Sulforaphane regulates hepatic autophagy and apoptosis by modulating Kupffer cells' polarization via Nrf2/HO-1 pathway in the murine hemorrhagic shock/resuscitation model.

Abstract

Purpose: The aim of this study was to explore how sulforaphane (SFN), a well-known nuclear factor erythroid 2-related factor 2 (Nrf2) pathway activator, regulates hepatic autophagy and apoptosis by modulating the polarization of Kupffer cells via the Nrf2/HO-1 pathway in a hemorrhagic shock/resuscitation (HS/R) model in mice.

Methods: Male c57/BL6 mice were subjected to hemorrhagic shock (HS) for 90 min under blood pressure control. Resuscitation was performed by reinfusing the withdrawn blood and infusing 0.9% NaCl, and SFN was administered intraperitoneally. All animals were euthanized 24 h after resuscitation, and liver tissue samples were collected for TUNEL staining, western blot analysis, immunohistochemical staining, immunofluorescence staining, and observation using transmission electron microscopy (TEM). Matrix-assisted laser desorption/ionization mass spectrometry imaging (MALDI-MSI) was performed to verify the SFN distribution in the liver.

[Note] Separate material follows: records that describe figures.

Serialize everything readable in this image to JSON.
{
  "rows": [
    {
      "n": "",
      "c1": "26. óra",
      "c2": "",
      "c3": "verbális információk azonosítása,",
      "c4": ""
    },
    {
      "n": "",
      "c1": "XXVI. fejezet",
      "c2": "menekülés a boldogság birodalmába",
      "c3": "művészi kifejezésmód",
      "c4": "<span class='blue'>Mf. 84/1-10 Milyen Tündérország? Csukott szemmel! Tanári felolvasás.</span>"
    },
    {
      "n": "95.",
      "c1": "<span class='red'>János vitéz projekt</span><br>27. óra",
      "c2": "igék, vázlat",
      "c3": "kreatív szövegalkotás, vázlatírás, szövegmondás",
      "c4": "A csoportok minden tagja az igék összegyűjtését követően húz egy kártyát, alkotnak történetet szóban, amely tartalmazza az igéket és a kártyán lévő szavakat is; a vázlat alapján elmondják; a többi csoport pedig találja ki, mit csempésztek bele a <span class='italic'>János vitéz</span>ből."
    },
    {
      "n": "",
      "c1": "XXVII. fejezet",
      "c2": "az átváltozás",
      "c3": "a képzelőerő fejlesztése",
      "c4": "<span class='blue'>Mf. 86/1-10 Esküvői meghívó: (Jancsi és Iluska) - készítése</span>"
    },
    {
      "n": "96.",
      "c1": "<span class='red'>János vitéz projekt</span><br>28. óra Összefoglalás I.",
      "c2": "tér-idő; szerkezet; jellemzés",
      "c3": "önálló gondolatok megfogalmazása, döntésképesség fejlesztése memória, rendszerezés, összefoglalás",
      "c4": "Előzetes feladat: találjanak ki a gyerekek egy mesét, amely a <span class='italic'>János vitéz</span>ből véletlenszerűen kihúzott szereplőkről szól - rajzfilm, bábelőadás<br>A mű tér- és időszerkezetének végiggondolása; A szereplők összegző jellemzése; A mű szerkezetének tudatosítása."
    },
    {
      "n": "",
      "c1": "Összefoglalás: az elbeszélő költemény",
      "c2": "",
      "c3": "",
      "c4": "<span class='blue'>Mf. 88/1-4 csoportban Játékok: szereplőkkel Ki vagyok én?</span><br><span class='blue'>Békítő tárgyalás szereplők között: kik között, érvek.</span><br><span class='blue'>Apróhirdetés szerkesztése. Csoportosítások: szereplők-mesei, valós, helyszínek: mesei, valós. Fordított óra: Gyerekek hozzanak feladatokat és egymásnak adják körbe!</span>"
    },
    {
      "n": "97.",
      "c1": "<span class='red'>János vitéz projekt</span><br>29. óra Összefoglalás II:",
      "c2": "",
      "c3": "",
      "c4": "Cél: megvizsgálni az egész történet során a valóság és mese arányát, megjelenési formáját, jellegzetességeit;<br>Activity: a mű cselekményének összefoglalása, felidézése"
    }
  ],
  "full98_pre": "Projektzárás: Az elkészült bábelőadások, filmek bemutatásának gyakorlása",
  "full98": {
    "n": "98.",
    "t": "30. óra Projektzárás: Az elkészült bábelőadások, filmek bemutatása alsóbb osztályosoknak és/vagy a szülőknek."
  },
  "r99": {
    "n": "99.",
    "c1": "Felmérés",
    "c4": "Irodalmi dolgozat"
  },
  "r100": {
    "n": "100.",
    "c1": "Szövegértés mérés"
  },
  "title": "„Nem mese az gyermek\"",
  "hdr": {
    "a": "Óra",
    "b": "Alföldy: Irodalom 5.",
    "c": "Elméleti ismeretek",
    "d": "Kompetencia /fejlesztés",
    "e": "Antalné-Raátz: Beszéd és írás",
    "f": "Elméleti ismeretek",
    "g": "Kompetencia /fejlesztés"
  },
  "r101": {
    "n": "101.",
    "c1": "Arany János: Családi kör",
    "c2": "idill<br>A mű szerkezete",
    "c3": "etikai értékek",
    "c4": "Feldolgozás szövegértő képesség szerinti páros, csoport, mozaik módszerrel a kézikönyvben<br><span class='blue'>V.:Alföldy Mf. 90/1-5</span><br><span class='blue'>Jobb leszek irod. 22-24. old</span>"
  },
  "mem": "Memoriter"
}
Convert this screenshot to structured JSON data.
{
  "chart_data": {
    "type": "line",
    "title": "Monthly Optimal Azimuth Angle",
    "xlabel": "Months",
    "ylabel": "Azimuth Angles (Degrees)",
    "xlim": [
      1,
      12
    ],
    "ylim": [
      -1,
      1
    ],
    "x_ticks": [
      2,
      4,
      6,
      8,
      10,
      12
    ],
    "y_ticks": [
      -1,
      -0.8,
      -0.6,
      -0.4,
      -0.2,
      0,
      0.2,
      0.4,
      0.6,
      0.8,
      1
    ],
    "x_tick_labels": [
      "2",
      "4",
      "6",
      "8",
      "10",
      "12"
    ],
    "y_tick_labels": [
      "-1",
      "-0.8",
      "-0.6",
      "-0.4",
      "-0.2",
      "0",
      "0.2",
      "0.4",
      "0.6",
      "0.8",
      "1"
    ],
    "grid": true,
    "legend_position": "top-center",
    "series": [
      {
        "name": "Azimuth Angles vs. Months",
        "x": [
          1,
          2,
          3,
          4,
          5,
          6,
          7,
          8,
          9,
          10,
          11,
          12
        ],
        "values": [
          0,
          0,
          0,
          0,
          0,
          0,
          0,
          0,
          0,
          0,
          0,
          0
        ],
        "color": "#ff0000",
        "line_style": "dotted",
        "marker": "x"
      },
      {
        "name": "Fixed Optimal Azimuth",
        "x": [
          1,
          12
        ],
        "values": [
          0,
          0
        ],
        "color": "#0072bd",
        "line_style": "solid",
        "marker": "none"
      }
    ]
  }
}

Results: SFN reached the liver within the first hour after it was injected. SFN was found to promote the hepatic Nrf2/HO-1 pathway and the polarization of Kupffer cells to the M2 phenotype rather than the M1 phenotype after HS/R. Furthermore, SFN inhibited hepatic apoptosis after HS/R, as demonstrated by a decrease in the Bax/Bcl-2 ratio, fewer TUNEL-positive cells, and changes in cleaved caspase 3 expression. Enhanced hepatic autophagy was observed after HS/R, as shown by an increase in the number of autophagosomes, a higher LC3-II/LC3-I ratio, and decreased expression of p62 and beclin-1.

Conclusions: In this study, SFN administration inhibited hepatic apoptosis and promoted hepatic autophagy by inducing Kupffer cells to polarize to the M2 phenotype rather than the M1 phenotype via the Nrf2/HO-1 pathway.